According to the footnotes, these sales were non‑discretionary transactions executed under the company’s mandatory sell‑to‑cover policy to satisfy tax withholding obligations arising from the settlement of restricted stock units. After the reported transactions, Hoffman beneficially owned 169,661 shares of Phreesia common stock, held directly.
Phreesia, Inc.'s Chief Financial Officer Balaji Gandhi reported small share sales tied to tax withholding on recently vested equity awards. On January 15, 2026, he sold 975 shares of common stock at a weighted average price of $16.3795 per share. On January 16, 2026, he sold an additional 4,687 shares at a weighted average price of $16.3568 per share. The filing explains that these were non-discretionary transactions under the company’s mandatory sell-to-cover policy to satisfy tax obligations from restricted stock unit settlements. After these sales, Gandhi beneficially owned 150,569 shares of Phreesia common stock directly.
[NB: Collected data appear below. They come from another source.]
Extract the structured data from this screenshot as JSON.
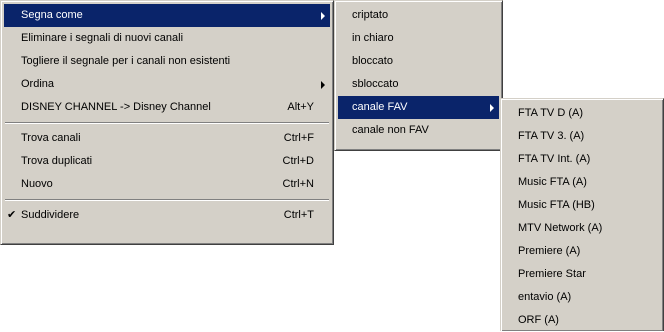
{
  "menu1": {
    "items": [
      {
        "label": "Segna come",
        "shortcut": "",
        "submenu": true
      },
      {
        "label": "Eliminare i segnali di nuovi canali",
        "shortcut": ""
      },
      {
        "label": "Togliere il segnale per i canali non esistenti",
        "shortcut": ""
      },
      {
        "label": "Ordina",
        "shortcut": "",
        "submenu": true
      },
      {
        "label": "DISNEY CHANNEL -> Disney Channel",
        "shortcut": "Alt+Y"
      },
      {
        "label": "Trova canali",
        "shortcut": "Ctrl+F"
      },
      {
        "label": "Trova duplicati",
        "shortcut": "Ctrl+D"
      },
      {
        "label": "Nuovo",
        "shortcut": "Ctrl+N"
      },
      {
        "label": "Suddividere",
        "shortcut": "Ctrl+T",
        "checked": true,
        "check_glyph": "✔"
      }
    ]
  },
  "menu2": {
    "items": [
      {
        "label": "criptato"
      },
      {
        "label": "in chiaro"
      },
      {
        "label": "bloccato"
      },
      {
        "label": "sbloccato"
      },
      {
        "label": "canale FAV",
        "submenu": true
      },
      {
        "label": "canale non FAV"
      }
    ]
  },
  "menu3": {
    "items": [
      {
        "label": "FTA TV D (A)"
      },
      {
        "label": "FTA TV 3. (A)"
      },
      {
        "label": "FTA TV Int. (A)"
      },
      {
        "label": "Music FTA (A)"
      },
      {
        "label": "Music FTA (HB)"
      },
      {
        "label": "MTV Network (A)"
      },
      {
        "label": "Premiere (A)"
      },
      {
        "label": "Premiere Star"
      },
      {
        "label": "entavio (A)"
      },
      {
        "label": "ORF (A)"
      }
    ]
  },
  "colors": {
    "menu_face": "#d4d0c8",
    "highlight": "#0a246a",
    "highlight_text": "#ffffff"
  }
}
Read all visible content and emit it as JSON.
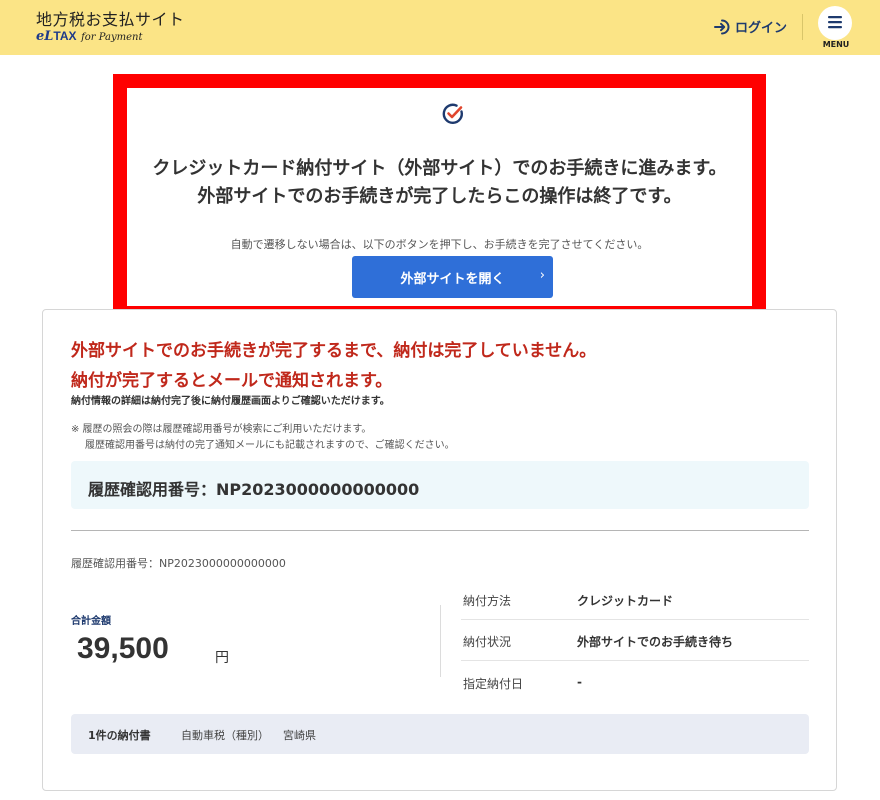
{
  "header": {
    "site_title": "地方税お支払サイト",
    "brand_el": "eL",
    "brand_tax": "TAX",
    "brand_payment": "for Payment",
    "login_label": "ログイン",
    "menu_label": "MENU"
  },
  "redirect": {
    "title_line1": "クレジットカード納付サイト（外部サイト）でのお手続きに進みます。",
    "title_line2": "外部サイトでのお手続きが完了したらこの操作は終了です。",
    "note": "自動で遷移しない場合は、以下のボタンを押下し、お手続きを完了させてください。",
    "button_label": "外部サイトを開く"
  },
  "status": {
    "warning_line1": "外部サイトでのお手続きが完了するまで、納付は完了していません。",
    "warning_line2": "納付が完了するとメールで通知されます。",
    "sub_note": "納付情報の詳細は納付完了後に納付履歴画面よりご確認いただけます。",
    "note_line1": "※ 履歴の照会の際は履歴確認用番号が検索にご利用いただけます。",
    "note_line2": "履歴確認用番号は納付の完了通知メールにも記載されますので、ご確認ください。"
  },
  "reference": {
    "box_text": "履歴確認用番号：NP2023000000000000",
    "small_text": "履歴確認用番号：NP2023000000000000"
  },
  "summary": {
    "total_label": "合計金額",
    "total_amount": "39,500",
    "total_unit": "円",
    "rows": [
      {
        "key": "納付方法",
        "value": "クレジットカード"
      },
      {
        "key": "納付状況",
        "value": "外部サイトでのお手続き待ち"
      },
      {
        "key": "指定納付日",
        "value": "-"
      }
    ]
  },
  "documents": {
    "count": "1件の納付書",
    "tax_type": "自動車税（種別）",
    "prefecture": "宮崎県"
  },
  "colors": {
    "header_bg": "#fbe486",
    "highlight_border": "#ff0000",
    "primary_button": "#2f6fd8",
    "warning_text": "#c0281b",
    "navy": "#1e3a6e"
  },
  "icons": {
    "login": "login-arrow-icon",
    "menu": "hamburger-icon",
    "check": "check-circle-icon",
    "chevron": "chevron-right-icon"
  }
}
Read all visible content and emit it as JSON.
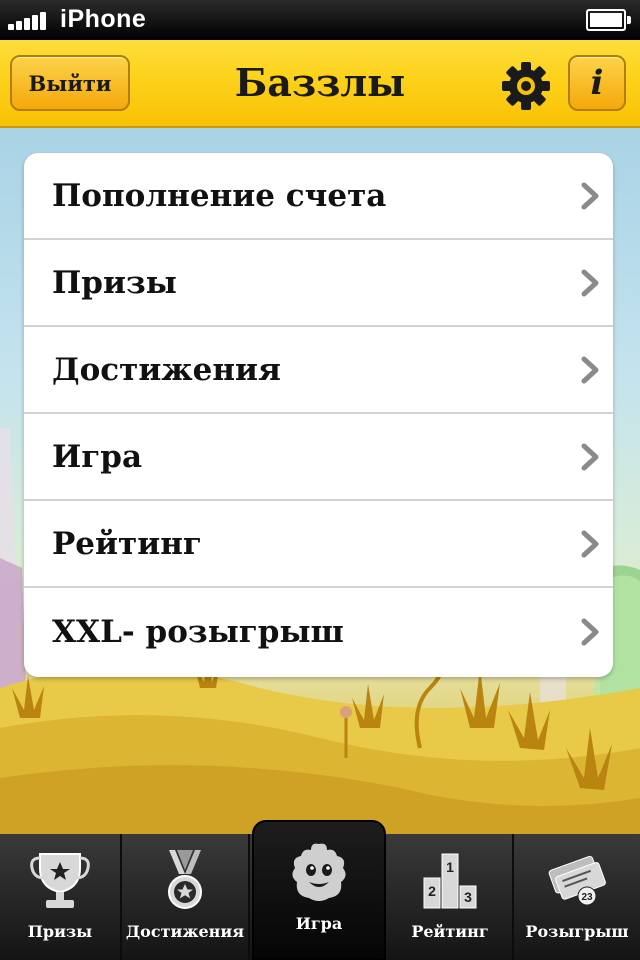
{
  "status_bar": {
    "carrier": "iPhone"
  },
  "nav_bar": {
    "exit_label": "Выйти",
    "title": "Баззлы",
    "info_label": "i"
  },
  "menu": {
    "items": [
      {
        "label": "Пополнение счета"
      },
      {
        "label": "Призы"
      },
      {
        "label": "Достижения"
      },
      {
        "label": "Игра"
      },
      {
        "label": "Рейтинг"
      },
      {
        "label": "XXL- розыгрыш"
      }
    ]
  },
  "tab_bar": {
    "tabs": [
      {
        "label": "Призы",
        "icon": "trophy-icon"
      },
      {
        "label": "Достижения",
        "icon": "medal-icon"
      },
      {
        "label": "Игра",
        "icon": "buzzle-monster-icon",
        "active": true
      },
      {
        "label": "Рейтинг",
        "icon": "podium-icon",
        "podium_numbers": [
          "1",
          "2",
          "3"
        ]
      },
      {
        "label": "Розыгрыш",
        "icon": "tickets-icon",
        "ticket_number": "23"
      }
    ]
  },
  "colors": {
    "nav_yellow": "#fcd11a",
    "button_orange": "#f5a80a",
    "chevron_gray": "#8a8a8a",
    "tabbar_dark": "#1a1a1a"
  }
}
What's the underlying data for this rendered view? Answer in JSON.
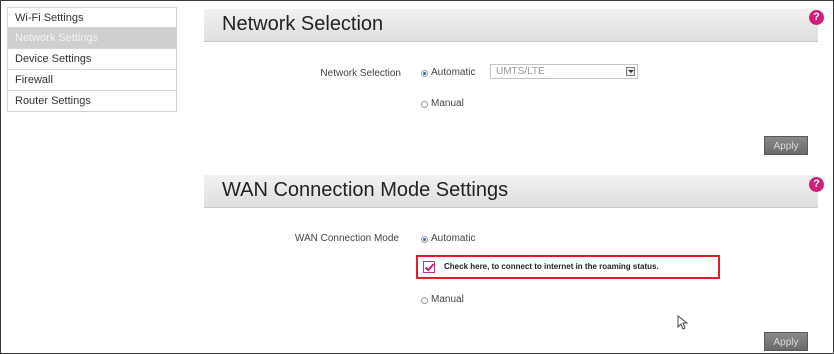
{
  "sidebar": {
    "items": [
      {
        "label": "Wi-Fi Settings"
      },
      {
        "label": "Network Settings"
      },
      {
        "label": "Device Settings"
      },
      {
        "label": "Firewall"
      },
      {
        "label": "Router Settings"
      }
    ]
  },
  "network_selection": {
    "title": "Network Selection",
    "field_label": "Network Selection",
    "automatic_label": "Automatic",
    "manual_label": "Manual",
    "selected_mode": "Automatic",
    "select_value": "UMTS/LTE",
    "apply_label": "Apply"
  },
  "wan_mode": {
    "title": "WAN Connection Mode Settings",
    "field_label": "WAN Connection Mode",
    "automatic_label": "Automatic",
    "roaming_text": "Check here, to connect to internet in the roaming status.",
    "roaming_checked": true,
    "manual_label": "Manual",
    "selected_mode": "Automatic",
    "apply_label": "Apply"
  },
  "colors": {
    "help_accent": "#d21e7a",
    "highlight_border": "#e21d2b",
    "radio_selected": "#2a67b0"
  },
  "icons": {
    "help": "help-icon",
    "dropdown": "chevron-down-icon",
    "cursor": "cursor-icon"
  }
}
Phreesia, Inc. principal accounting officer Yvonne Hui reported two small sales of company common stock. On January 14, 2026, she sold 365 shares at a weighted average price of $16.3589, and on January 15, 2026, she sold 379 shares at $16.17 per share. The filing explains that the first sale was a non-discretionary transaction under Phreesia’s mandatory sell-to-cover policy to satisfy tax withholding on vested restricted stock units. The later sale was executed under a pre-arranged Rule 10b5-1 trading plan adopted on September 16, 2025. After these transactions, Hui directly held 29,545 and then 29,166 shares of Phreesia common stock.